The 22 Hyde Park Gate Story
Virginia Woolf, novelist, essayist, biographer and critic, was born at 22 Hyde Park Gate on January 25, 1882, to Julia Jackson Duckworth Stephen and Sir Leslie Stephen. It is here that Virginia and her artist sister, Vanessa Bell, lived and were home-schooled by their father, a distinguished man of letters who edited Cornhill Magazine and the Dictionary of National Biography. These three eminent personages earned 22 Hyde Park Gate the distinction of being the only building in London to display 3 Blue Commemorative Plaques! It is from this address that the Stephen children wrote and published the family newspaper, Hyde Park Gate News.

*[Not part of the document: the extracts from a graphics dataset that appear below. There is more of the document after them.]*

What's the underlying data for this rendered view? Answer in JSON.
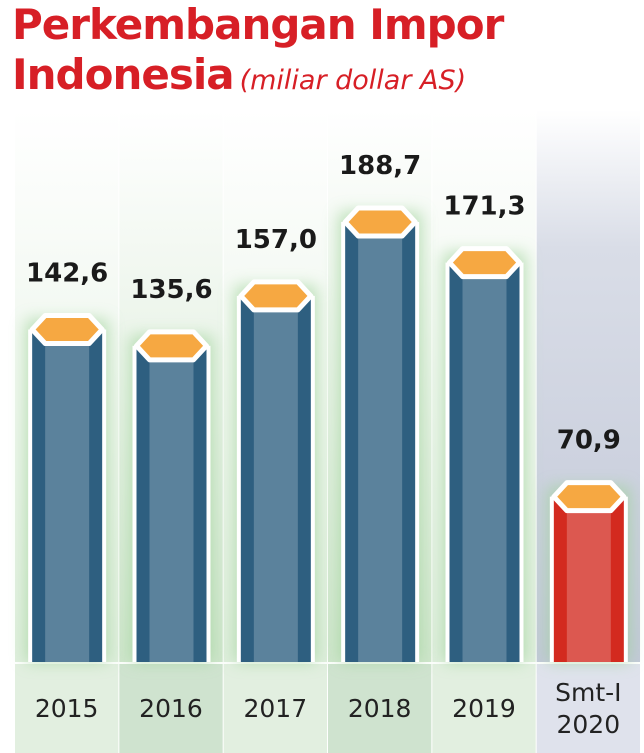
{
  "chart_data": {
    "type": "bar",
    "title": "Perkembangan Impor Indonesia",
    "subtitle": "(miliar dollar AS)",
    "categories": [
      "2015",
      "2016",
      "2017",
      "2018",
      "2019",
      "Smt-I 2020"
    ],
    "values": [
      142.6,
      135.6,
      157.0,
      188.7,
      171.3,
      70.9
    ],
    "value_labels": [
      "142,6",
      "135,6",
      "157,0",
      "188,7",
      "171,3",
      "70,9"
    ],
    "colors": [
      "#2e5f80",
      "#2e5f80",
      "#2e5f80",
      "#2e5f80",
      "#2e5f80",
      "#d32a1f"
    ]
  }
}
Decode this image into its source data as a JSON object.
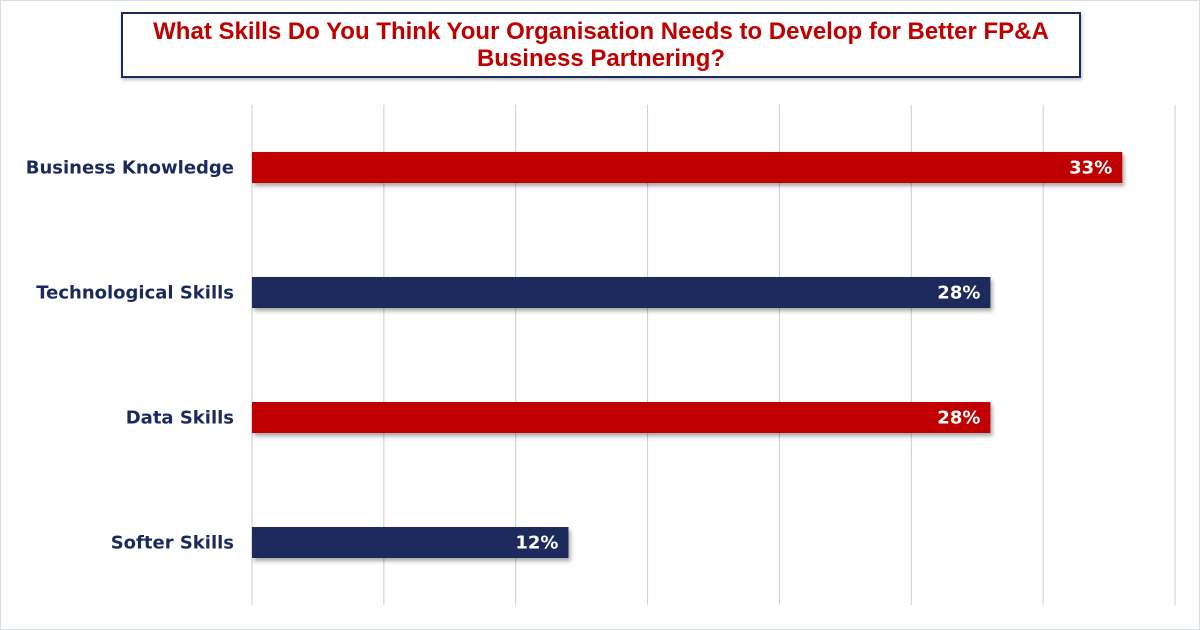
{
  "chart_data": {
    "type": "bar",
    "orientation": "horizontal",
    "title": "What Skills Do You Think Your Organisation Needs to Develop for Better FP&A Business Partnering?",
    "categories": [
      "Business Knowledge",
      "Technological Skills",
      "Data Skills",
      "Softer Skills"
    ],
    "values": [
      33,
      28,
      28,
      12
    ],
    "value_labels": [
      "33%",
      "28%",
      "28%",
      "12%"
    ],
    "bar_colors": [
      "#c00000",
      "#1b2a5c",
      "#c00000",
      "#1b2a5c"
    ],
    "xlim": [
      0,
      35
    ],
    "grid": true,
    "legend": "none"
  }
}
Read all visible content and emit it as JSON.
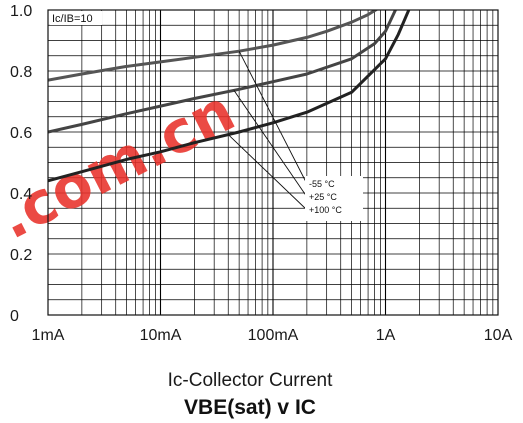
{
  "chart_data": {
    "type": "line",
    "title_main": "VBE(sat)",
    "title_sep": " v ",
    "title_tail": "IC",
    "xlabel": "Ic-Collector Current",
    "ylabel": "",
    "condition": "Ic/IB=10",
    "x_scale": "log",
    "xlim": [
      0.001,
      10
    ],
    "ylim": [
      0,
      1.0
    ],
    "grid": true,
    "x_tick_values": [
      0.001,
      0.01,
      0.1,
      1,
      10
    ],
    "x_ticks": [
      "1mA",
      "10mA",
      "100mA",
      "1A",
      "10A"
    ],
    "y_tick_values": [
      0,
      0.2,
      0.4,
      0.6,
      0.8,
      1.0
    ],
    "y_ticks": [
      "0",
      "0.2",
      "0.4",
      "0.6",
      "0.8",
      "1.0"
    ],
    "legend_placement": "center-right",
    "series": [
      {
        "name": "-55 °C",
        "color": "#555555",
        "x": [
          0.001,
          0.002,
          0.005,
          0.01,
          0.02,
          0.05,
          0.1,
          0.2,
          0.3,
          0.5,
          0.7,
          1.0
        ],
        "y": [
          0.77,
          0.79,
          0.815,
          0.83,
          0.845,
          0.865,
          0.885,
          0.91,
          0.93,
          0.96,
          0.985,
          1.02
        ]
      },
      {
        "name": "+25 °C",
        "color": "#444444",
        "x": [
          0.001,
          0.002,
          0.005,
          0.01,
          0.02,
          0.05,
          0.1,
          0.2,
          0.5,
          0.8,
          1.0,
          1.3
        ],
        "y": [
          0.6,
          0.625,
          0.66,
          0.685,
          0.71,
          0.74,
          0.765,
          0.79,
          0.84,
          0.89,
          0.93,
          1.02
        ]
      },
      {
        "name": "+100 °C",
        "color": "#222222",
        "x": [
          0.001,
          0.002,
          0.005,
          0.01,
          0.02,
          0.05,
          0.1,
          0.2,
          0.5,
          1.0,
          1.3,
          1.7
        ],
        "y": [
          0.44,
          0.47,
          0.51,
          0.535,
          0.565,
          0.6,
          0.63,
          0.665,
          0.73,
          0.84,
          0.92,
          1.02
        ]
      }
    ]
  },
  "watermark": {
    "text": ".com.cn",
    "color": "#e8312a"
  }
}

Situated near the bottom of Hyde Park Gate cul-de-sac, stately white-washed Number 22 sits back from the street affording the pedestrian a complete view of this special historic house. Built sometime during the mid nineteenth century by Joshua Flesher Hanson, the Victorian structure known then as 13 Hyde Park Gate South featured 3 stories and a basement. Two more stories added in the 1920's are punctuated by a terra cotta tile depicting a fruit bowl presenting itself as a jewel in the graceful Dutch-inspired curvaceous crown of the front façade.
Thick plaster walls and hardwood floors exist throughout the interior. Retaining its original highly-detailed cast iron balustrade and wooden handrail the building presents a handsome staircase that joins the first three levels.
Period wrought iron spear point fencing and matching gate graciously enclose the garden. The new decorative wrought iron canopy with the detailed basketwork finial over the entryway was a 2004 addition.
Once a single family home, 22 Hyde Park Gate exists today as 6 flats, one of them occupied by Jasmyne King-Leeder. She and her artist friend, Jo-Anne Echevarria-Myers, have collaborated to illustrate and produce an impressive series of cards reproduced from original paintings executed in Windsor Newton Watercolours on paper.